Peki ama gerçekten Türkiye toplumsal networkünde Kürtler ya da Aleviler “koparılmış” ve “dışlanmış” kimlikler midir? Doğrusu bu soruya gözlem ve izlenimlerin dışında bir cevap vermek zor. Kürtlerin yoğun yaşadığı illerdeki manzaralar ve olup bitenler bu soruya evet dememizi gerektiriyor. Öyle ki Kürtlerin yoğun yaşadığı bir il, mesela Hakkari’ye girerken inanılmaz bir askeri kontrol sürecinden geçiyor insan. Şehre girerken kimlik kontrolü, girdikten sonra da neredeyse her bir dönemeçte kameralarla kontrol. Hele hele bu gibi illerde HDP’lilerin hemen her gün başlarına gelenlere bakarsanız, Kürt kimliğinin üzerinde neredeyse bir sömürge toplumu üzerindekine benzer bir baskının olduğunu görmeniz mümkün. Benzer biçimde, biraz farklı olsa da Alevi kimliğinin yaygın olduğu illerde de Alevilere karşı da bu tür uygulamalar var.

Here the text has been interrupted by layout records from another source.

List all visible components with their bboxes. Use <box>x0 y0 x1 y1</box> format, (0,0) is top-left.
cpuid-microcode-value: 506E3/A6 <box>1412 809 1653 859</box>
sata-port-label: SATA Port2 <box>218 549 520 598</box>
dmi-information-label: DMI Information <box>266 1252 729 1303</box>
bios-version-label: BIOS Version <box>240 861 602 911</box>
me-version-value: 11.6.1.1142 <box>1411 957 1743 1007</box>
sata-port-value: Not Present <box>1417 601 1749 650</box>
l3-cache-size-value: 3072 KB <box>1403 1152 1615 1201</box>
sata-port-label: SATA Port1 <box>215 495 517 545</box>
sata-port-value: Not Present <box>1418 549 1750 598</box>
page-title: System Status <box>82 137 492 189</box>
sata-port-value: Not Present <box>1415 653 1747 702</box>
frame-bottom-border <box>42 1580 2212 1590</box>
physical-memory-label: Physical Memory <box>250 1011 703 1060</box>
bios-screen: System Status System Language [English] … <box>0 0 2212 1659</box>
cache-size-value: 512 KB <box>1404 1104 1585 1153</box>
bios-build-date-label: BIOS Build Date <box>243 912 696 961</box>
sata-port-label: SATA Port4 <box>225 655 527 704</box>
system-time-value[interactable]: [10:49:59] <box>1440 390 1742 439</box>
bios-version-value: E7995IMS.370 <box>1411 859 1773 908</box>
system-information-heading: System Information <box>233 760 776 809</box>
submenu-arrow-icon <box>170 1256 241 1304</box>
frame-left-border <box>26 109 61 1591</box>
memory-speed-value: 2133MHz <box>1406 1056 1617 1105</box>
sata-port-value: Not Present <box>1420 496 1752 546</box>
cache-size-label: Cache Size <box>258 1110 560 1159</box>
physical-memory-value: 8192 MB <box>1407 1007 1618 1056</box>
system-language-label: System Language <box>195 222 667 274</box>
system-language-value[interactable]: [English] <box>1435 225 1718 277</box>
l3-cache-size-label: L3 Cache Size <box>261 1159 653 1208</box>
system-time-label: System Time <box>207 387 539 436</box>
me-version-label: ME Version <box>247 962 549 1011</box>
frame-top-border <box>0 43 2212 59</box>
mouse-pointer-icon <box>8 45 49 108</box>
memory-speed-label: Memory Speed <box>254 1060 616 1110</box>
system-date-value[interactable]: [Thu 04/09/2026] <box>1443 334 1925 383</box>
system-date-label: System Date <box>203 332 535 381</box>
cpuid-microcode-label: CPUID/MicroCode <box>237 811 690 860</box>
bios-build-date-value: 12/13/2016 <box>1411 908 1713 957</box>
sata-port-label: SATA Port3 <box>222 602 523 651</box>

Bir ulus-devlet networkünde bazı kimlikler “ötekileştirilmişse”, o ulus-devlet networkünün yarattığı zenginliklerden ötekileştirilmiş kimliğin aldığı pay da düşük olacaktır. Nitekim yaptığım hesaplara göre aşağıda çok özetlenmiş bir tablo bu konuyu aydınlatıcı olacaktır.
Kürtlerin yoğun yaşadığı Diğer
15 ilde Kişi Başına Gelir. 66 ilde Kişi Başına Gelir
(Amerikan Doları) (Amerikan Doları)
2004 2714 4811
2008 4881 8804
2014 6052 9918
Bu tablo her ne kadar güncel değilse de Kürtlerle Türkiye toplumunun diğer kesimleri arasında gelir düzeylerinin ne ölçüde farklılaşmış olduğunu göstermektedir.

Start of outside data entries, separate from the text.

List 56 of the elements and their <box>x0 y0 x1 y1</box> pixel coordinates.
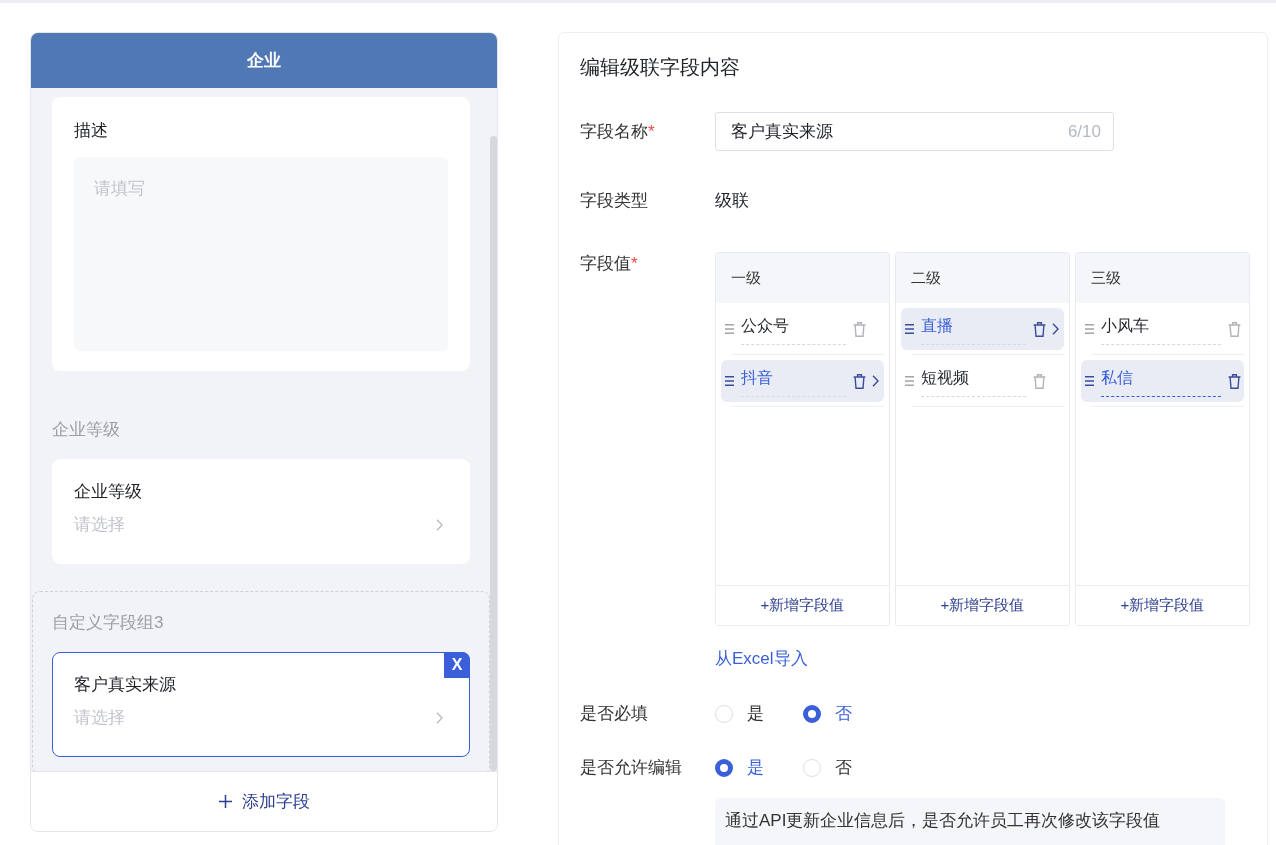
chevron-icon[interactable] <box>872 375 879 387</box>
trash-icon[interactable] <box>1033 321 1046 337</box>
value-input[interactable]: 抖音 <box>741 365 846 397</box>
field-label: 客户真实来源 <box>74 674 177 696</box>
add-value-button[interactable]: +新增字段值 <box>1076 585 1249 625</box>
chevron-icon[interactable] <box>1052 323 1059 335</box>
drag-handle-icon[interactable] <box>905 376 914 386</box>
drag-handle-icon[interactable] <box>725 324 734 334</box>
drag-handle-icon[interactable] <box>1085 376 1094 386</box>
field-label: 字段值* <box>580 253 639 275</box>
add-value-button[interactable]: +新增字段值 <box>896 585 1069 625</box>
field-card[interactable]: 客户真实来源 请选择 X <box>52 652 470 757</box>
cascade-item[interactable]: 私信 <box>1081 360 1244 402</box>
add-field-button[interactable]: 添加字段 <box>31 771 497 831</box>
chevron-icon <box>436 712 443 724</box>
radio-label[interactable]: 是 <box>747 702 764 726</box>
field-label: 字段类型 <box>580 190 649 212</box>
value-input[interactable]: 公众号 <box>741 313 846 345</box>
field-label: 描述 <box>74 120 109 142</box>
column-header: 一级 <box>716 253 889 303</box>
field-type-value: 级联 <box>715 190 749 212</box>
field-label: 是否必填 <box>580 703 649 725</box>
remove-button[interactable]: X <box>444 652 470 678</box>
value-input[interactable]: 短视频 <box>921 365 1026 397</box>
hint-box: 通过API更新企业信息后，是否允许员工再次修改该字段值 <box>715 798 1225 845</box>
drag-handle-icon[interactable] <box>905 324 914 334</box>
cascade-item[interactable]: 直播 <box>901 308 1064 350</box>
plus-icon <box>218 795 232 808</box>
field-label: 企业等级 <box>74 481 143 503</box>
chevron-icon <box>436 519 443 531</box>
value-input[interactable]: 直播 <box>921 313 1026 345</box>
drag-handle-icon[interactable] <box>725 376 734 386</box>
trash-icon[interactable] <box>853 373 866 389</box>
trash-icon[interactable] <box>1228 373 1241 389</box>
field-label: 字段名称* <box>580 120 656 143</box>
group-title: 企业等级 <box>52 419 121 441</box>
radio-label[interactable]: 否 <box>835 756 852 780</box>
column-header: 二级 <box>896 253 1069 303</box>
panel-title: 编辑级联字段内容 <box>580 55 740 80</box>
cascade-item[interactable]: 抖音 <box>721 360 884 402</box>
radio-label[interactable]: 是 <box>747 756 764 780</box>
group-title: 自定义字段组3 <box>52 612 165 634</box>
import-link[interactable]: 从Excel导入 <box>715 647 808 671</box>
value-input[interactable]: 小风车 <box>1101 313 1221 345</box>
value-input[interactable]: 私信 <box>1101 365 1221 397</box>
field-label: 是否允许编辑 <box>580 757 683 779</box>
panel-header: 企业 <box>31 33 497 88</box>
field-card[interactable]: 企业等级 请选择 <box>52 459 470 564</box>
scrollbar[interactable] <box>490 136 497 771</box>
drag-handle-icon[interactable] <box>1085 324 1094 334</box>
radio-label[interactable]: 否 <box>835 702 852 726</box>
radio-button[interactable] <box>715 759 733 777</box>
radio-button[interactable] <box>803 705 821 723</box>
add-value-button[interactable]: +新增字段值 <box>716 585 889 625</box>
character-count: 6/10 <box>1067 120 1101 143</box>
column-header: 三级 <box>1076 253 1249 303</box>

Bir toplum networkünden bir kimliğin koparılmış olması siyasi bir baskıya işaret ettiği kadar bir ekonomik sömürüye de işaret etmektedir. Dolayısıyla buradan diyebiliriz ki bu ülkede Kürtlerin eşit vatandaş olma mücadelesi Türkiye toplumsal networkünde bir eşitlik talebi olduğu kadar, network içinde kendilerine yönelik uygulanan “baskı”ya karşı yükseltilen bir “özgürlük” mücadelesidir de. Yine aynı şekilde bu mücadelenin, ekonomik sömürüye karşı da bir mücadele olduğu açıktır. Tıpkı, işçilerin patronlarına karşı mücadelesine benzer bir biçimde…

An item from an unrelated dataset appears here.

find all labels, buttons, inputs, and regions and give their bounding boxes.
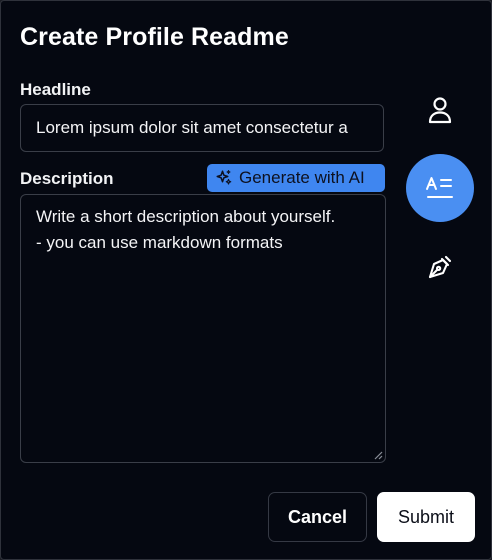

Dolayısıyla, demek istediğim, sol adına siyaset yapıp da illa da “işçi sınıfı” demenin bir aleminin olmadığı. Çünkü bir halkın (kimliğin) toplumsal networkten “dışlanması” da işçi sınıfının üretim araçlarından “dışlanması” da aynı biçimde bir sömürüye ve dolayısıyla da toplumsal bir çelişkiye karşılık düşer. Ortak mücadelenin mantığı da buradadır.